Comparing MDO formulations in terms of estimated true computational time rather than CPU time of the ScalabilityStudy is highly recommended. Indeed, time is often an obviousness criterion to distinguish between MDO formulations having the same performance in terms of distance to the optimum: look at our calculation budget and choose the best formulation that satisfies this budget, or even saves us time. Thus, it is important to carefully define these cost functions.

class gemseo.problems.scalable.data_driven.study.post.PostScalabilityStudy(study_directory)[source]

Bases: object

Post-processing of scalability results.

Parameters:

study_directory (str) – The directory of the scalability study.

get_optimization_strategies(unique=False)[source]

Return the names of the optimization strategies.

Parameters:

unique (bool) –

Whether to return unique values. Otherwise, one value per scalability result.

By default it is set to False.

Returns:

The names of the optimization strategies.

Return type:

list[str]

get_replicates(unique=False)[source]

Return the replicate identifiers.

Parameters:

unique (bool) –

Whether to return unique values. Otherwise, one value per scalability result.

By default it is set to False.

Returns:

The names of the replicate identifiers.

Return type:

list[int]

get_scaling_strategies(unique=False)[source]

Return the identifiers of the scaling strategies.

Parameters:

unique (bool) –

Whether to return unique values. Otherwise, one value per scalability result.

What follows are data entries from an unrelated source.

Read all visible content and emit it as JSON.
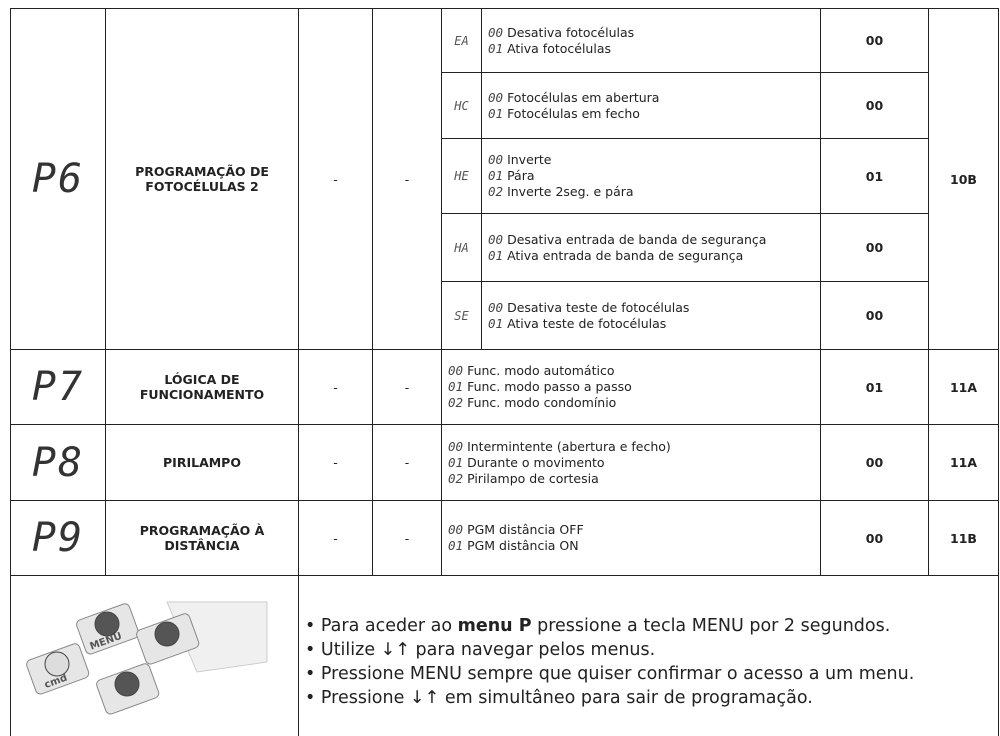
{
  "table": {
    "rows": [
      {
        "display": "P6",
        "name": "PROGRAMAÇÃO DE FOTOCÉLULAS 2",
        "a": "-",
        "b": "-",
        "page": "10B",
        "subs": [
          {
            "code": "EA",
            "items": [
              {
                "n": "00",
                "t": "Desativa fotocélulas"
              },
              {
                "n": "01",
                "t": "Ativa fotocélulas"
              }
            ],
            "default": "00"
          },
          {
            "code": "HC",
            "items": [
              {
                "n": "00",
                "t": "Fotocélulas em abertura"
              },
              {
                "n": "01",
                "t": "Fotocélulas em fecho"
              }
            ],
            "default": "00"
          },
          {
            "code": "HE",
            "items": [
              {
                "n": "00",
                "t": "Inverte"
              },
              {
                "n": "01",
                "t": "Pára"
              },
              {
                "n": "02",
                "t": "Inverte 2seg. e pára"
              }
            ],
            "default": "01"
          },
          {
            "code": "HA",
            "items": [
              {
                "n": "00",
                "t": "Desativa entrada de banda de segurança"
              },
              {
                "n": "01",
                "t": "Ativa entrada de banda de segurança"
              }
            ],
            "default": "00"
          },
          {
            "code": "SE",
            "items": [
              {
                "n": "00",
                "t": "Desativa teste de fotocélulas"
              },
              {
                "n": "01",
                "t": "Ativa teste de fotocélulas"
              }
            ],
            "default": "00"
          }
        ]
      },
      {
        "display": "P7",
        "name": "LÓGICA DE FUNCIONAMENTO",
        "a": "-",
        "b": "-",
        "page": "11A",
        "default": "01",
        "items": [
          {
            "n": "00",
            "t": "Func. modo automático"
          },
          {
            "n": "01",
            "t": "Func. modo passo a passo"
          },
          {
            "n": "02",
            "t": "Func. modo condomínio"
          }
        ]
      },
      {
        "display": "P8",
        "name": "PIRILAMPO",
        "a": "-",
        "b": "-",
        "page": "11A",
        "default": "00",
        "items": [
          {
            "n": "00",
            "t": "Intermintente (abertura e fecho)"
          },
          {
            "n": "01",
            "t": "Durante o movimento"
          },
          {
            "n": "02",
            "t": "Pirilampo de cortesia"
          }
        ]
      },
      {
        "display": "P9",
        "name": "PROGRAMAÇÃO À DISTÂNCIA",
        "a": "-",
        "b": "-",
        "page": "11B",
        "default": "00",
        "items": [
          {
            "n": "00",
            "t": "PGM distância OFF"
          },
          {
            "n": "01",
            "t": "PGM distância ON"
          }
        ]
      }
    ]
  },
  "footer": {
    "buttons": [
      "MENU",
      "cmd"
    ],
    "lines": [
      [
        "Para aceder ao ",
        "menu P",
        " pressione a tecla MENU por 2 segundos."
      ],
      [
        "Utilize ↓↑ para navegar pelos menus."
      ],
      [
        "Pressione MENU sempre que quiser confirmar o acesso a um menu."
      ],
      [
        "Pressione ↓↑ em simultâneo para sair de programação."
      ]
    ]
  }
}
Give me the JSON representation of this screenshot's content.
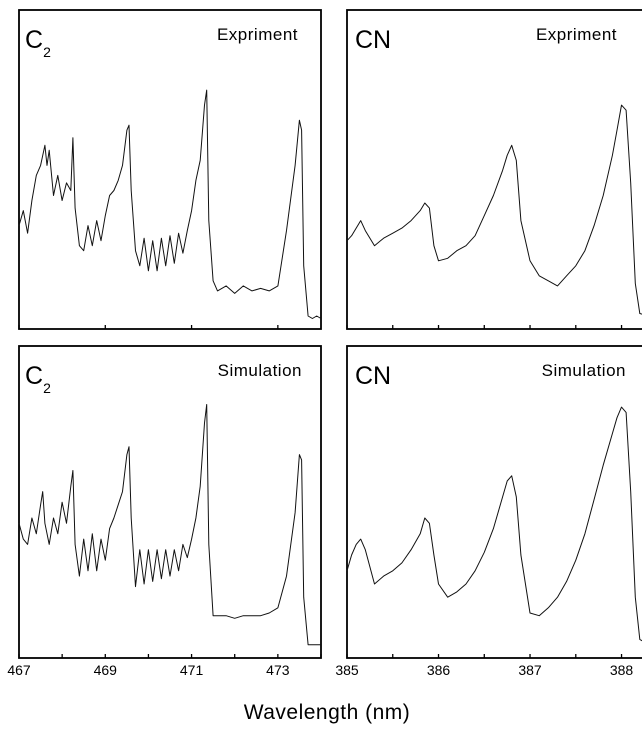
{
  "chart_data": {
    "type": "line",
    "xlabel": "Wavelength (nm)",
    "panels": [
      {
        "id": "c2-expriment",
        "species_main": "C",
        "species_sub": "2",
        "tag": "Expriment",
        "xlim": [
          467,
          474
        ],
        "ylim": [
          0,
          1
        ],
        "x_ticks": [
          467,
          469,
          471,
          473
        ],
        "x_tick_labels": [
          "467",
          "469",
          "471",
          "473"
        ],
        "series": [
          {
            "x": [
              467.0,
              467.1,
              467.2,
              467.3,
              467.4,
              467.5,
              467.6,
              467.65,
              467.7,
              467.8,
              467.9,
              468.0,
              468.1,
              468.2,
              468.25,
              468.3,
              468.4,
              468.5,
              468.6,
              468.7,
              468.8,
              468.9,
              469.0,
              469.1,
              469.2,
              469.3,
              469.4,
              469.5,
              469.55,
              469.6,
              469.7,
              469.8,
              469.9,
              470.0,
              470.1,
              470.2,
              470.3,
              470.4,
              470.5,
              470.6,
              470.7,
              470.8,
              470.9,
              471.0,
              471.1,
              471.2,
              471.3,
              471.35,
              471.4,
              471.5,
              471.6,
              471.8,
              472.0,
              472.2,
              472.4,
              472.6,
              472.8,
              473.0,
              473.2,
              473.4,
              473.5,
              473.55,
              473.6,
              473.7,
              473.8,
              473.9,
              474.0
            ],
            "y": [
              0.38,
              0.44,
              0.35,
              0.48,
              0.58,
              0.62,
              0.7,
              0.62,
              0.68,
              0.5,
              0.58,
              0.48,
              0.55,
              0.52,
              0.73,
              0.45,
              0.3,
              0.28,
              0.38,
              0.3,
              0.4,
              0.32,
              0.42,
              0.5,
              0.52,
              0.56,
              0.62,
              0.76,
              0.78,
              0.52,
              0.28,
              0.22,
              0.33,
              0.2,
              0.32,
              0.2,
              0.33,
              0.22,
              0.34,
              0.23,
              0.35,
              0.27,
              0.36,
              0.44,
              0.56,
              0.64,
              0.86,
              0.92,
              0.4,
              0.16,
              0.12,
              0.14,
              0.11,
              0.14,
              0.12,
              0.13,
              0.12,
              0.14,
              0.36,
              0.62,
              0.8,
              0.76,
              0.22,
              0.02,
              0.01,
              0.02,
              0.01
            ]
          }
        ]
      },
      {
        "id": "cn-expriment",
        "species_main": "CN",
        "species_sub": "",
        "tag": "Expriment",
        "xlim": [
          385,
          388.3
        ],
        "ylim": [
          0,
          1
        ],
        "x_ticks": [
          385,
          385.5,
          386,
          386.5,
          387,
          387.5,
          388
        ],
        "x_tick_labels": [
          "385",
          "",
          "386",
          "",
          "387",
          "",
          "388"
        ],
        "series": [
          {
            "x": [
              385.0,
              385.05,
              385.15,
              385.2,
              385.3,
              385.4,
              385.5,
              385.6,
              385.7,
              385.8,
              385.85,
              385.9,
              385.95,
              386.0,
              386.1,
              386.2,
              386.3,
              386.4,
              386.5,
              386.6,
              386.7,
              386.75,
              386.8,
              386.85,
              386.9,
              387.0,
              387.1,
              387.2,
              387.3,
              387.4,
              387.5,
              387.6,
              387.7,
              387.8,
              387.9,
              387.95,
              388.0,
              388.05,
              388.1,
              388.15,
              388.2,
              388.3
            ],
            "y": [
              0.32,
              0.34,
              0.4,
              0.36,
              0.3,
              0.33,
              0.35,
              0.37,
              0.4,
              0.44,
              0.47,
              0.45,
              0.3,
              0.24,
              0.25,
              0.28,
              0.3,
              0.34,
              0.42,
              0.5,
              0.6,
              0.66,
              0.7,
              0.64,
              0.4,
              0.24,
              0.18,
              0.16,
              0.14,
              0.18,
              0.22,
              0.28,
              0.38,
              0.5,
              0.66,
              0.76,
              0.86,
              0.84,
              0.55,
              0.15,
              0.03,
              0.02
            ]
          }
        ]
      },
      {
        "id": "c2-simulation",
        "species_main": "C",
        "species_sub": "2",
        "tag": "Simulation",
        "xlim": [
          467,
          474
        ],
        "ylim": [
          0,
          1
        ],
        "x_ticks": [
          467,
          468,
          469,
          470,
          471,
          472,
          473,
          474
        ],
        "x_tick_labels": [
          "467",
          "",
          "469",
          "",
          "471",
          "",
          "473",
          ""
        ],
        "series": [
          {
            "x": [
              467.0,
              467.1,
              467.2,
              467.3,
              467.4,
              467.5,
              467.55,
              467.6,
              467.7,
              467.8,
              467.9,
              468.0,
              468.1,
              468.2,
              468.25,
              468.3,
              468.4,
              468.5,
              468.6,
              468.7,
              468.8,
              468.9,
              469.0,
              469.1,
              469.2,
              469.3,
              469.4,
              469.5,
              469.55,
              469.6,
              469.7,
              469.8,
              469.9,
              470.0,
              470.1,
              470.2,
              470.3,
              470.4,
              470.5,
              470.6,
              470.7,
              470.8,
              470.9,
              471.0,
              471.1,
              471.2,
              471.3,
              471.35,
              471.4,
              471.5,
              471.6,
              471.8,
              472.0,
              472.2,
              472.4,
              472.6,
              472.8,
              473.0,
              473.2,
              473.4,
              473.5,
              473.55,
              473.6,
              473.7,
              473.8,
              473.9,
              474.0
            ],
            "y": [
              0.48,
              0.42,
              0.4,
              0.5,
              0.44,
              0.55,
              0.6,
              0.48,
              0.4,
              0.5,
              0.44,
              0.56,
              0.48,
              0.62,
              0.68,
              0.4,
              0.28,
              0.42,
              0.3,
              0.44,
              0.3,
              0.42,
              0.34,
              0.46,
              0.5,
              0.55,
              0.6,
              0.74,
              0.77,
              0.5,
              0.24,
              0.38,
              0.25,
              0.38,
              0.26,
              0.38,
              0.27,
              0.38,
              0.28,
              0.38,
              0.3,
              0.4,
              0.35,
              0.42,
              0.5,
              0.62,
              0.86,
              0.93,
              0.4,
              0.13,
              0.13,
              0.13,
              0.12,
              0.13,
              0.13,
              0.13,
              0.14,
              0.16,
              0.28,
              0.52,
              0.74,
              0.72,
              0.2,
              0.02,
              0.02,
              0.02,
              0.02
            ]
          }
        ]
      },
      {
        "id": "cn-simulation",
        "species_main": "CN",
        "species_sub": "",
        "tag": "Simulation",
        "xlim": [
          385,
          388.3
        ],
        "ylim": [
          0,
          1
        ],
        "x_ticks": [
          385,
          385.5,
          386,
          386.5,
          387,
          387.5,
          388
        ],
        "x_tick_labels": [
          "385",
          "",
          "386",
          "",
          "387",
          "",
          "388"
        ],
        "series": [
          {
            "x": [
              385.0,
              385.05,
              385.1,
              385.15,
              385.2,
              385.3,
              385.4,
              385.5,
              385.6,
              385.7,
              385.8,
              385.85,
              385.9,
              385.95,
              386.0,
              386.1,
              386.2,
              386.3,
              386.4,
              386.5,
              386.6,
              386.7,
              386.75,
              386.8,
              386.85,
              386.9,
              387.0,
              387.1,
              387.2,
              387.3,
              387.4,
              387.5,
              387.6,
              387.7,
              387.8,
              387.9,
              387.95,
              388.0,
              388.05,
              388.1,
              388.15,
              388.2,
              388.3
            ],
            "y": [
              0.3,
              0.36,
              0.4,
              0.42,
              0.38,
              0.25,
              0.28,
              0.3,
              0.33,
              0.38,
              0.44,
              0.5,
              0.48,
              0.36,
              0.25,
              0.2,
              0.22,
              0.25,
              0.3,
              0.37,
              0.46,
              0.58,
              0.64,
              0.66,
              0.58,
              0.36,
              0.14,
              0.13,
              0.16,
              0.2,
              0.26,
              0.34,
              0.44,
              0.57,
              0.7,
              0.82,
              0.88,
              0.92,
              0.9,
              0.6,
              0.2,
              0.04,
              0.02
            ]
          }
        ]
      }
    ]
  }
}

By default it is set to False.

Returns:

The names of the scaling strategies.

Return type:

list[int]

labelize_exec_time(description)[source]

Change the description of execution time.

Parameters:

description (str) – The description.

Return type:

None

labelize_is_feasible(description)[source]

Change the description of feasibility.

Parameters:

description (str) – The description.

Return type:

None

labelize_n_calls(description)[source]

Change the description of number of calls.

Parameters:

description (str) – The description.

Return type:

None

labelize_n_calls_linearize(description)[source]

Change the description of number of calls for linearization.

Parameters:

description (str) – The description.

Return type:

None

labelize_original_exec_time(description)[source]

Change the description of original execution time.

Parameters:

description (str) – The description.

Return type:

None

labelize_scaling_strategy(description)[source]

Change the description of scaling strategy.

Parameters:

description (str) – The description.

Return type:

None

labelize_status(description)[source]

Change the description of status.

Parameters:

description (str) – The description.

Return type:

None

plot(legend_loc='upper left', xticks=None, xticks_labels=None, xmargin=0.0, **options)[source]

Plot the results using different methods according to the presence or absence of replicate values.

Parameters:
  • legend_loc (str) –

    The location of the legend.

    By default it is set to “upper left”.

  • xticks (Sequence[float] | None) – The x-ticks.

  • xticks_labels (Sequence[str] | None) – The labels for the x-ticks.

  • xmargin (float) –

    The margin on the left and right sides of the x-axis.

    By default it is set to 0.0.

  • **options (Any) – The options for the specialized plot methods

Return type:

None

set_cost_function(formulation, cost)[source]

Set cost function for each formulation.

Parameters:
  • formulation (str) – The name of the formulation.

  • cost (Callable[[Mapping[str, int], int, int, int, int], float]) – The cost function.

Return type:

None

set_cost_unit(cost_unit)[source]

Set the measurement unit for cost evaluation.

Parameters:

cost_unit (str) – The cost unit, e.g. ‘h’ or ‘min’.

Return type:

None

NOMENCLATURE: ClassVar[dict[str, str]] = {'exec_time': 'Execution time (s)', 'is_feasible': 'Feasibility of the solution (0 or 1)', 'n_calls': 'Number of discipline evaluations', 'n_calls_linearize': 'Number of gradient evaluations', 'original_exec_time': 'Pseudo-original execution time', 'scaling_strategy': 'Scaling strategy index', 'status': 'Optimizatin status', 'total_calls': 'Total number of evaluations'}
property n_samples: int

The number of samples.

property names: list[str]

The names of the scalability results.

property optimization_strategies: list[str]

The names of the optimization strategies.